Usage
plotPCASCESet(object, ntop = 500, ncomponents = 2, exprs_values = "exprs", colour_by = NULL, shape_by = NULL, size_by = NULL, feature_set = NULL, return_SCESet = FALSE, scale_features = TRUE, draw_plot = TRUE, pca_data_input = "exprs", selected_variables = NULL, detect_outliers = FALSE, theme_size = 10, legend = "auto")
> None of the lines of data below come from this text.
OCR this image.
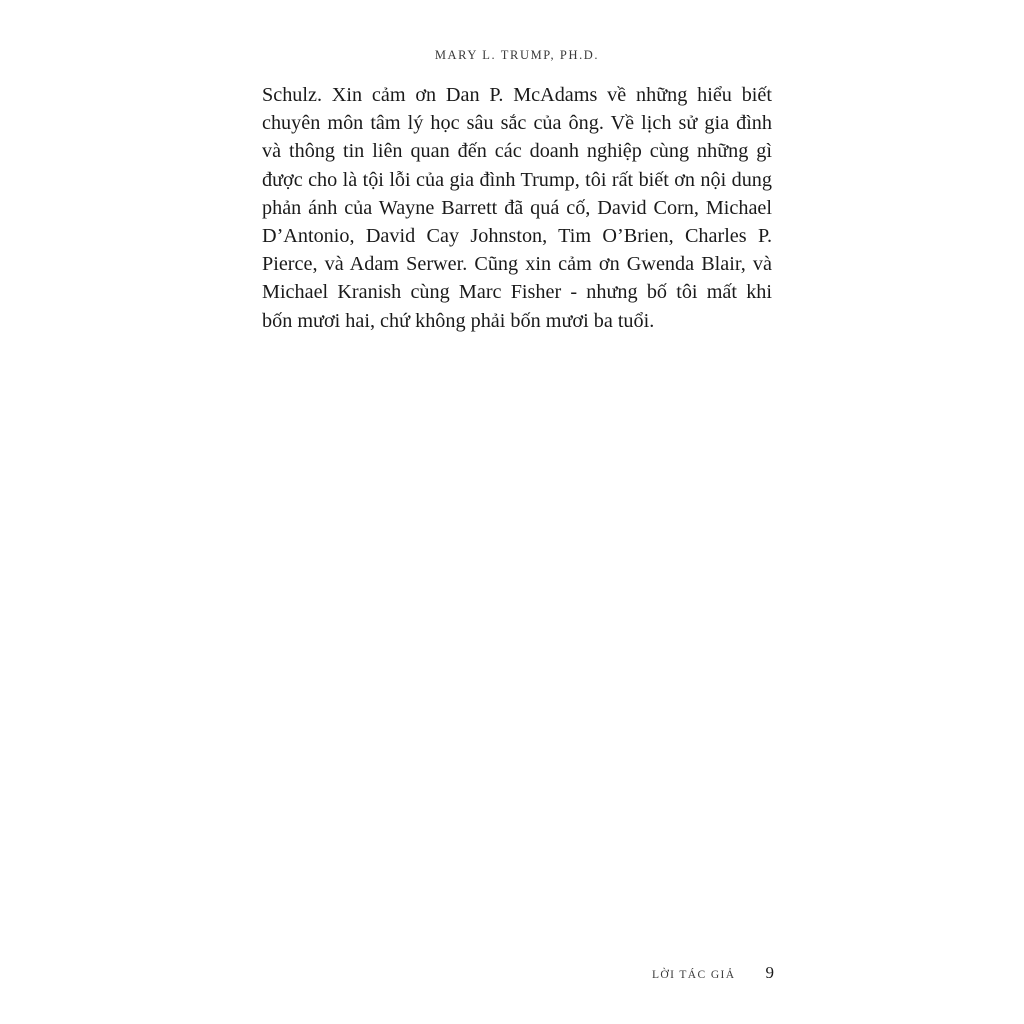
MARY L. TRUMP, PH.D.
Schulz. Xin cảm ơn Dan P. McAdams về những hiểu biết
chuyên môn tâm lý học sâu sắc của ông. Về lịch sử gia đình
và thông tin liên quan đến các doanh nghiệp cùng những gì
được cho là tội lỗi của gia đình Trump, tôi rất biết ơn nội dung
phản ánh của Wayne Barrett đã quá cố, David Corn, Michael
D’Antonio, David Cay Johnston, Tim O’Brien, Charles P.
Pierce, và Adam Serwer. Cũng xin cảm ơn Gwenda Blair, và
Michael Kranish cùng Marc Fisher - nhưng bố tôi mất khi
bốn mươi hai, chứ không phải bốn mươi ba tuổi.
LỜI TÁC GIẢ 9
"plotPCA"(object, ntop = 500, ncomponents = 2, exprs_values = "exprs", colour_by = NULL, shape_by = NULL, size_by = NULL, feature_set = NULL, return_SCESet = FALSE, scale_features = TRUE, draw_plot = TRUE, pca_data_input = "exprs", selected_variables = NULL, detect_outliers = FALSE, theme_size = 10, legend = "auto")
Arguments
ntop
numeric scalar indicating the number of most variable features to
use for the PCA. Default is 500, but any ntop argument is
overrided if the feature_set argument is non-NULL.
ncomponents
numeric scalar indicating the number of principal
components to plot, starting from the first principal component. Default is
2. If ncomponents is 2, then a scatterplot of PC2 vs PC1 is produced.
If ncomponents is greater than 2, a pairs plots for the top components
is produced.
exprs_values
character string indicating which values should be used
as the expression values for this plot. Valid arguments are "tpm"
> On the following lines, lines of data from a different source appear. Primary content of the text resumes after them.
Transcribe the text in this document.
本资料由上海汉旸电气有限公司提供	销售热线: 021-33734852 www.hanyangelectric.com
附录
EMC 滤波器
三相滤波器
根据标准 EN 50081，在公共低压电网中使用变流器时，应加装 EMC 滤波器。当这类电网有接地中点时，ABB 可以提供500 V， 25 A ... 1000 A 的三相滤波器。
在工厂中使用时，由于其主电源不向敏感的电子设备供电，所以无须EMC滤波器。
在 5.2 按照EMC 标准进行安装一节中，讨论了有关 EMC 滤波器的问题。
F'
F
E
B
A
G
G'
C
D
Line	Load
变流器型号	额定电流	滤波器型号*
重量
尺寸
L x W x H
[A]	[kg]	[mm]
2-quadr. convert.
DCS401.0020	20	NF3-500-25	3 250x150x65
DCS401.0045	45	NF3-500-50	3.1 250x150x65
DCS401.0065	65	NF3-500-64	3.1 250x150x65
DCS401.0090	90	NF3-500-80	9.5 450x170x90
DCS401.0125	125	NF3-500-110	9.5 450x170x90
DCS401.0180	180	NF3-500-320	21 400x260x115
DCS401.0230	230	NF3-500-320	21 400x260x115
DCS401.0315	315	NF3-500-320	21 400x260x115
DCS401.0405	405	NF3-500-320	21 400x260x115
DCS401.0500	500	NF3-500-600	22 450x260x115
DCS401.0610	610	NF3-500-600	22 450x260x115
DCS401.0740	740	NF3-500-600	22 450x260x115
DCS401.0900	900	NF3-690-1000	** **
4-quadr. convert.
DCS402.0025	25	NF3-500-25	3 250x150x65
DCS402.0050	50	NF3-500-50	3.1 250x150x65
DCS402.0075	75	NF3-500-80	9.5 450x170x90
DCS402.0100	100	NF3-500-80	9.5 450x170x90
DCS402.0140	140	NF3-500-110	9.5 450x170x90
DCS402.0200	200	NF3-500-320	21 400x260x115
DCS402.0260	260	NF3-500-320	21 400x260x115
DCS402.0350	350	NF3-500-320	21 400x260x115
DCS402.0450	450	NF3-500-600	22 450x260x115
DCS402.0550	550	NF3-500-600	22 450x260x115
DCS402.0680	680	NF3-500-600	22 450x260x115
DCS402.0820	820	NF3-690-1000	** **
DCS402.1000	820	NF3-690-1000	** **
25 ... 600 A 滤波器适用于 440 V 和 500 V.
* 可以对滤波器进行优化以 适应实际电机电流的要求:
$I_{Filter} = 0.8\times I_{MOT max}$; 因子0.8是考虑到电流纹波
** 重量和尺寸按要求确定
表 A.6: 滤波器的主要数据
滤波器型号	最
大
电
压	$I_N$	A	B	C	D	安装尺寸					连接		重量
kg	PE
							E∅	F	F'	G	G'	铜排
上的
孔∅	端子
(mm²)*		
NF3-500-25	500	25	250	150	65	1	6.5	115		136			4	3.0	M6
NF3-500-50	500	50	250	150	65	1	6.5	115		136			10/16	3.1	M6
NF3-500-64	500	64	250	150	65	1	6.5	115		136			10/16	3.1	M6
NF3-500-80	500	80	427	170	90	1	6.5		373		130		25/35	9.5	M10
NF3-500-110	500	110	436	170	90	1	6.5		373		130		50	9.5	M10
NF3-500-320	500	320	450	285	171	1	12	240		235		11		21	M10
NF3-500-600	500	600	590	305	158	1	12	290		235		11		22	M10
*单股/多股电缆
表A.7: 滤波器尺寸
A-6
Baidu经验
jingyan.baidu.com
(default; transcripts per million), "norm_tpm" (normalised TPM
values), "fpkm" (FPKM values), "norm_fpkm" (normalised FPKM
values), "counts" (counts for each feature), "norm_counts",
"cpm" (counts-per-million), "norm_cpm" (normalised
counts-per-million), "exprs" (whatever is in the 'exprs' slot
of the SCESet object; default), "norm_exprs" (normalised
expression values) or "stand_exprs" (standardised expression values)
or any other named element of the assayData slot of the SCESet
object that can be accessed with the get_exprs function.
colour_by
character string defining the column of pData(object) to
be used as a factor by which to colour the points in the plot.
shape_by
character string defining the column of pData(object) to
be used as a factor by which to define the shape of the points in the plot.
size_by
character string defining the column of pData(object) to
be used as a factor by which to define the size of points in the plot.
feature_set
character, numeric or logical vector indicating a set of
features to use for the PCA. If character, entries must all be in
featureNames(object). If numeric, values are taken to be indices for
features. If logical, vector is used to index features and should have length
equal to nrow(object).
return_SCESet
logical, should the function return an SCESet
object with principal component values for cells in the
reducedDimension slot. Default is FALSE, in which case a
ggplot object is returned.
scale_features
logical, should the expression values be standardised
so that each feature has unit variance? Default is TRUE.
draw_plot
logical, should the plot be drawn on the current graphics
device? Only used if return_SCESet is TRUE, otherwise the plot
is always produced.
pca_data_input
character argument defining which data should be used
as input for the PCA. Possible options are "exprs" (default), which
uses expression data to produce a PCA at the cell level; "pdata" which
uses numeric variables from pData(object) to do PCA at the cell level;
and "fdata" which uses numeric variables from fData(object) to
do PCA at the feature level.
selected_variables
character vector indicating which variables in
pData(object) to use for the phenotype-data based PCA. Ignored if
the argument pca_data_input is anything other than "pdata".
detect_outliers
logical, should outliers be detected in the PC plot?
Only an option when pca_data_input argument is "pdata". Default
is FALSE.
theme_size
numeric scalar giving default font size for plotting theme
(default is 10).
legend
character, specifying how the legend(s) be shown? Default is
"auto", which hides legends that have only one level and shows others.
Alternatives are "all" (show all legends) or "none" (hide all legends).